Republicans have been trying to convince the American people that we don’t have any money. They have used the financial collapse of Wall Street to scare Americans into believing this tale. It is true that the average American is having problems paying his/her bills. That is because everything is going up except their salary. Wages have been flat or depressed for over 30 years. We (our government) have promoted policies which have allowed corporations to play a game of labor arbitrage, which has depressed our income and fattened the wallets of CEOs. We have showered big business with tax breaks and have done nothing to help the average worker. As a matter of fact, we have made it harder on the average Joe by deregulating almost everything and tearing up the economic safety net.
Incomes, on average, have grown substantially over the last three decades, both in absolute terms and per person. The good news is that projections show comparable income growth over the next three decades, too. The chart shows the annual levels of per capita income for 1980-2010 and 2010-40. Adjusting for inﬂation, per capita income was $28,684 in 1980, steadily increased to $47,737 by 2010, and is expected to rise to just over $75,000 by 2040. With this level of past and future income growth, we as a nation are not broke—governments can afford the investments and services we need, and employers can provide rising compensation to employees.
And we won’t be broke if we make appropriate choices. The future prosperity of the broad middle class hinges on the economic policies and structures that determine how this future income is generated and shared. For instance, federal and state governments certainly face deﬁcits today, and those deficits are primarily the result of tax policies (Bush-era cuts for the wealthy) and the impact of the Great Recession (which will lessen with time). But with the per capita income growth over the next three decades projected to match that of the past three, we have the means to pay for the government programs we need, and should do so.

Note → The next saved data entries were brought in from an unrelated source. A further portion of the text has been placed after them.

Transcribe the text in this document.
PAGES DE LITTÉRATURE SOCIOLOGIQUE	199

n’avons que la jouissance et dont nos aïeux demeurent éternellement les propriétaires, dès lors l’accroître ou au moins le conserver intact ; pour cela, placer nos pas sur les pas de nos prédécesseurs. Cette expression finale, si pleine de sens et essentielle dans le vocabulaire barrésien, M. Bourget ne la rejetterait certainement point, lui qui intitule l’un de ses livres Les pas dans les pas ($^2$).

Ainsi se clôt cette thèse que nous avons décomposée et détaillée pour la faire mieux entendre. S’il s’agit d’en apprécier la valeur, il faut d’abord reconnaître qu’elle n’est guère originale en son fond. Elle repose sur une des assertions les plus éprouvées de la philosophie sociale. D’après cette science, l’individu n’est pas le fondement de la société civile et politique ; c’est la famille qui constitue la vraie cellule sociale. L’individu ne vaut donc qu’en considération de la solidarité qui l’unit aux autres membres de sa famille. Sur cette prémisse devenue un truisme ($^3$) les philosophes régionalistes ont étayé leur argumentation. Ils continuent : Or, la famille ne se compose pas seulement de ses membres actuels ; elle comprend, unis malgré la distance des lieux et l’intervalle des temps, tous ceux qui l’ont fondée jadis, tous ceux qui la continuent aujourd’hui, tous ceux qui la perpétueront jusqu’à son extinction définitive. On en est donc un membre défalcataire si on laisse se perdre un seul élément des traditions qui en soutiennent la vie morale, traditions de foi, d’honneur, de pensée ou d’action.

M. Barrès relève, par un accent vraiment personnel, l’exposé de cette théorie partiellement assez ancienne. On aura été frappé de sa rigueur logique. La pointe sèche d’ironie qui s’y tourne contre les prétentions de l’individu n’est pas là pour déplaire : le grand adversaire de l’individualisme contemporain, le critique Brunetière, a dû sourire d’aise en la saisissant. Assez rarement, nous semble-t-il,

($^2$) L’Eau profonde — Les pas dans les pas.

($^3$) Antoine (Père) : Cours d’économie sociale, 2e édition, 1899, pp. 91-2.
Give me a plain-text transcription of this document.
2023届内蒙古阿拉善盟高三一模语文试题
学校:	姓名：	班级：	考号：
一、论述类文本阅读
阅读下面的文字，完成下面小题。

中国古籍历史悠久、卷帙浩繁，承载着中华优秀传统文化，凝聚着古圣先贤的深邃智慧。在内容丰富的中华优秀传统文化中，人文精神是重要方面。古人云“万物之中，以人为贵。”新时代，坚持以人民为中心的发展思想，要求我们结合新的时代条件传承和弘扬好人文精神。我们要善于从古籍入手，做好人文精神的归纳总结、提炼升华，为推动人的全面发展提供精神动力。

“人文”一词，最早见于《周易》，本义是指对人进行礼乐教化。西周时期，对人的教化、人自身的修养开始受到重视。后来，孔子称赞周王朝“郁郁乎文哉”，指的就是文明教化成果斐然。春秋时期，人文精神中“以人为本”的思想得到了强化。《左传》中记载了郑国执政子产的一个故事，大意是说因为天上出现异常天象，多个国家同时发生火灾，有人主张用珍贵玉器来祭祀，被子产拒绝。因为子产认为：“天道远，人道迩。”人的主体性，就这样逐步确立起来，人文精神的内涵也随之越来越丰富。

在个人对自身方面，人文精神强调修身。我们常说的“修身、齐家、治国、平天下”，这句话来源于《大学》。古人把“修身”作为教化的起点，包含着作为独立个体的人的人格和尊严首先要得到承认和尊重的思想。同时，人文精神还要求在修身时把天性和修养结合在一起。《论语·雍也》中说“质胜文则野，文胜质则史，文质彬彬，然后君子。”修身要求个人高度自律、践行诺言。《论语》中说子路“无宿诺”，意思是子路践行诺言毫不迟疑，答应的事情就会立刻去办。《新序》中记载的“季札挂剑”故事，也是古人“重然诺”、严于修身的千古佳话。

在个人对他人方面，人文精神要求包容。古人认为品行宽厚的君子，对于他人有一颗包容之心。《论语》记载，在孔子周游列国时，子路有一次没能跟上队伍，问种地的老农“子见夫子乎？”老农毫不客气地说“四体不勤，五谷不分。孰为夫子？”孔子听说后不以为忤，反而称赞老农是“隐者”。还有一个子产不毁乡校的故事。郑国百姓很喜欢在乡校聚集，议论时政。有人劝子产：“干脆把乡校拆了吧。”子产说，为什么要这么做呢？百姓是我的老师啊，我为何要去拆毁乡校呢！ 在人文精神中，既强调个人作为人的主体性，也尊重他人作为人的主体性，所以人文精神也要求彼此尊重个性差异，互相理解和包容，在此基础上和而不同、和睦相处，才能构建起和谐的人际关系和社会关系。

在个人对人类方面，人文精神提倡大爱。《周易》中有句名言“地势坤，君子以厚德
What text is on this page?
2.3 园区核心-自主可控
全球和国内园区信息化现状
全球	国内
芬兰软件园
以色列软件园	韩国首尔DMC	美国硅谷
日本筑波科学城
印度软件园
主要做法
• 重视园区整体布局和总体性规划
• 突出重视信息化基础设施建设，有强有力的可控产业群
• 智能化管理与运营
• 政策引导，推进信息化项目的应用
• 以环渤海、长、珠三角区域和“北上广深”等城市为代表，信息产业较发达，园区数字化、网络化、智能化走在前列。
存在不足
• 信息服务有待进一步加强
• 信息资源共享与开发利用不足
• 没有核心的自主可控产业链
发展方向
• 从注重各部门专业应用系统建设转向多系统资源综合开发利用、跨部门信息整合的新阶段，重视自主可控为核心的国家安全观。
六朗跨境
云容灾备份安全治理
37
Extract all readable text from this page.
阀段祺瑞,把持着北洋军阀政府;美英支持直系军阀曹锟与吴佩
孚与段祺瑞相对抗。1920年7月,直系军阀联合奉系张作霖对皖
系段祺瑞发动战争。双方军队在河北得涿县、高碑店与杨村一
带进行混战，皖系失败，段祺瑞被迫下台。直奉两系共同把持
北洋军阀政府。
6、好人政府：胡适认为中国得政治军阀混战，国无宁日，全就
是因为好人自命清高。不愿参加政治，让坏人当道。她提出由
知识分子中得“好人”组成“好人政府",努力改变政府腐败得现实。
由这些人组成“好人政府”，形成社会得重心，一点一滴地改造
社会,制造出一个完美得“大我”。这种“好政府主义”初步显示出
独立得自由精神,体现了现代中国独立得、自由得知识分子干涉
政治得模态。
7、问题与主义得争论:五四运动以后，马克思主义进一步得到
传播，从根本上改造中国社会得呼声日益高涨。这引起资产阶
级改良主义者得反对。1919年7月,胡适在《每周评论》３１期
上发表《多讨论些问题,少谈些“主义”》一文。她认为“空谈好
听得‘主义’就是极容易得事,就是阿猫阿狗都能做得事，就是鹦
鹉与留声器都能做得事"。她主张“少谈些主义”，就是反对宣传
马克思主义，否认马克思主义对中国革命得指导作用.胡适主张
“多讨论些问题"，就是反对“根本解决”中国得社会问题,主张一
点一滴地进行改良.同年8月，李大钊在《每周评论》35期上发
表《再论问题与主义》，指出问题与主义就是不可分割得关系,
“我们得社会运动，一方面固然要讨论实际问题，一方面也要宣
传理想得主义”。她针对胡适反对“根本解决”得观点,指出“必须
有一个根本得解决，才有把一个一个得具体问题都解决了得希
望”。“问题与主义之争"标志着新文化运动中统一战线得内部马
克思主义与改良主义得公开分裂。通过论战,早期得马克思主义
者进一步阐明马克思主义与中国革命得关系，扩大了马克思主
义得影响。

Update: I have a commenter focus on this post like a laser. He has had several thoughtful questions. I would just like to add that blotting government spending on one axis versus income on the other axis only reveals a part of the picture. We need to see more in order to truly evaluate if government spending is truly out of control. We need to look at GDP also. Anyway, I would like to point everyone to this nice paper by EPI. It explained that we aren’t broke and we can afford to pay workers more.